Asian Online Recipes (Vegetables Guide)
Guide to Vegatables

Swiss Chard

Swiss Chard

Swiss chard is one of those vegetables that needs plenty of water when growing, which explains why it is a popular garden vegetable in many places which have a high rainfall. Gardeners are very fond of Swiss chard, not only because it is delicious to eat but also because it is so very striking.

Swiss chard is often likened to spinach. The leaves have similarities, although they are not related and chard is on an altogether larger scale. Swiss chard leaves are large and fleshy with distinctive white ribs, and the flavor is stronger and more robust than spinach. It is popular in France where it is baked with rice, eggs and milk in tians, and cooked in a celebrated pastry from Nice - tourte de blettes - which is a sweet tart filled with raisins, pinenuts, apples and Swiss chard bound together with eggs. It is also often combined with eggs in frittatas and tortillas.

Swiss chard is a member of the beet family and is called by several names on this theme, including seakale beet and spinach beet.
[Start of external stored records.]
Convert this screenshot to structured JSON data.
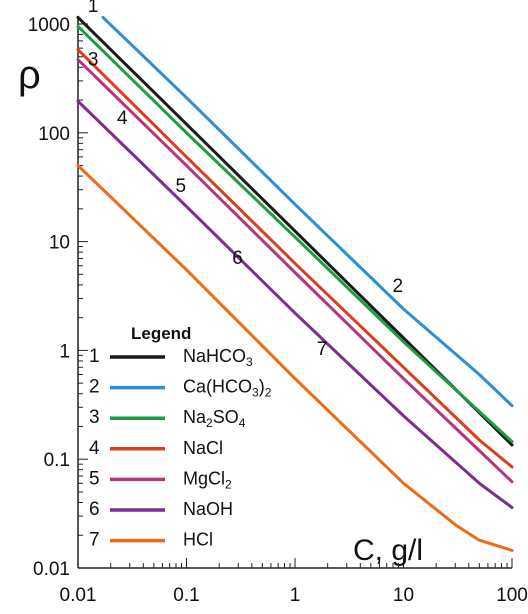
{
  "chart_data": {
    "type": "line",
    "title": "",
    "xlabel": "C, g/l",
    "ylabel": "ρ",
    "xscale": "log",
    "yscale": "log",
    "xlim": [
      0.01,
      100
    ],
    "ylim": [
      0.01,
      1000
    ],
    "xticks": [
      "0.01",
      "0.1",
      "1",
      "10",
      "100"
    ],
    "yticks": [
      "0.01",
      "0.1",
      "1",
      "10",
      "100",
      "1000"
    ],
    "grid": false,
    "legend": {
      "title": "Legend",
      "placement": "bottom-left",
      "items": [
        {
          "num": "1",
          "parts": [
            {
              "t": "NaHCO"
            },
            {
              "t": "3",
              "sub": true
            }
          ]
        },
        {
          "num": "2",
          "parts": [
            {
              "t": "Ca(HCO"
            },
            {
              "t": "3",
              "sub": true
            },
            {
              "t": ")"
            },
            {
              "t": "2",
              "sub": true
            }
          ]
        },
        {
          "num": "3",
          "parts": [
            {
              "t": "Na"
            },
            {
              "t": "2",
              "sub": true
            },
            {
              "t": "SO"
            },
            {
              "t": "4",
              "sub": true
            }
          ]
        },
        {
          "num": "4",
          "parts": [
            {
              "t": "NaCl"
            }
          ]
        },
        {
          "num": "5",
          "parts": [
            {
              "t": "MgCl"
            },
            {
              "t": "2",
              "sub": true
            }
          ]
        },
        {
          "num": "6",
          "parts": [
            {
              "t": "NaOH"
            }
          ]
        },
        {
          "num": "7",
          "parts": [
            {
              "t": "HCl"
            }
          ]
        }
      ]
    },
    "series": [
      {
        "name": "NaHCO3",
        "label": "1",
        "color": "#1a1a1a",
        "x": [
          0.01,
          0.1,
          1,
          10,
          100
        ],
        "y": [
          1150,
          120,
          12.5,
          1.3,
          0.135
        ]
      },
      {
        "name": "Ca(HCO3)2",
        "label": "2",
        "color": "#2b8fd8",
        "x": [
          0.017,
          0.1,
          1,
          10,
          50,
          100
        ],
        "y": [
          1150,
          210,
          22,
          2.4,
          0.6,
          0.31
        ]
      },
      {
        "name": "Na2SO4",
        "label": "3",
        "color": "#1f9a45",
        "x": [
          0.01,
          0.1,
          1,
          10,
          100
        ],
        "y": [
          950,
          100,
          11,
          1.2,
          0.145
        ]
      },
      {
        "name": "NaCl",
        "label": "4",
        "color": "#d8401c",
        "x": [
          0.01,
          0.1,
          1,
          10,
          50,
          100
        ],
        "y": [
          580,
          60,
          6.3,
          0.7,
          0.15,
          0.085
        ]
      },
      {
        "name": "MgCl2",
        "label": "5",
        "color": "#b5357e",
        "x": [
          0.01,
          0.1,
          1,
          10,
          50,
          100
        ],
        "y": [
          470,
          50,
          5.2,
          0.55,
          0.12,
          0.062
        ]
      },
      {
        "name": "NaOH",
        "label": "6",
        "color": "#7b2d90",
        "x": [
          0.01,
          0.1,
          1,
          10,
          50,
          100
        ],
        "y": [
          195,
          21,
          2.2,
          0.25,
          0.06,
          0.036
        ]
      },
      {
        "name": "HCl",
        "label": "7",
        "color": "#ee6a14",
        "x": [
          0.01,
          0.1,
          1,
          10,
          30,
          50,
          100
        ],
        "y": [
          50,
          5.5,
          0.55,
          0.06,
          0.025,
          0.018,
          0.0145
        ]
      }
    ]
  }
}
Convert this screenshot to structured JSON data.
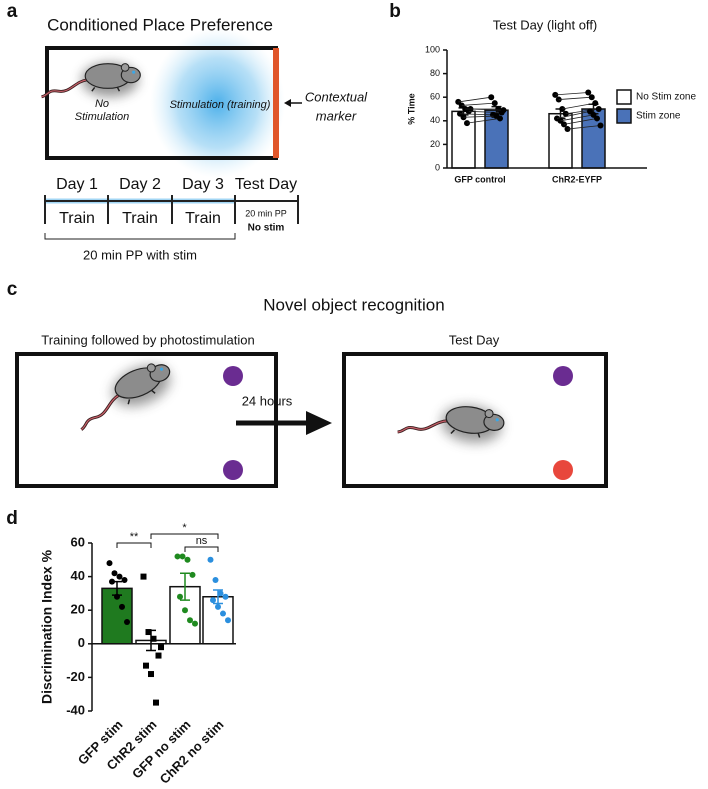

Ruby or rhubarb chard has striking red ribs and leaf beet is often cultivated as a decorative plant, but they both have the same flavor, and unlike sugar beet and beetroot, they are cultivated only for their leaves.

Buying and Storing : Heads of chard should be fresh and bright green. Avoid those with withered leaves or flabby stems. It keeps better than spinach but should be eaten within a couple of days.

Preparing : Some people buy or grow chard for the white stems alone and discard the leaves, but this is a waste of a delicious vegetable. The leaf needs to be separated from the ribs, and this can be done roughly with a sharp knife or more precisely using scissors. The ribs can then be sliced. Either shred the leaves, or blanch them and use them to wrap little parcels of fragrant rice or other food. If the chard is young and small, the ribs do not need to be removed.

Cooking : For pies, frittatas and gratins, the leaves and ribs can be cooked together. Gently saute the ribs in butter and oil and then add the leaves a minute or so later. Alternatively, the ribs can be simmered in a little water until tender and the leaves added a few minutes later or steamed over the top.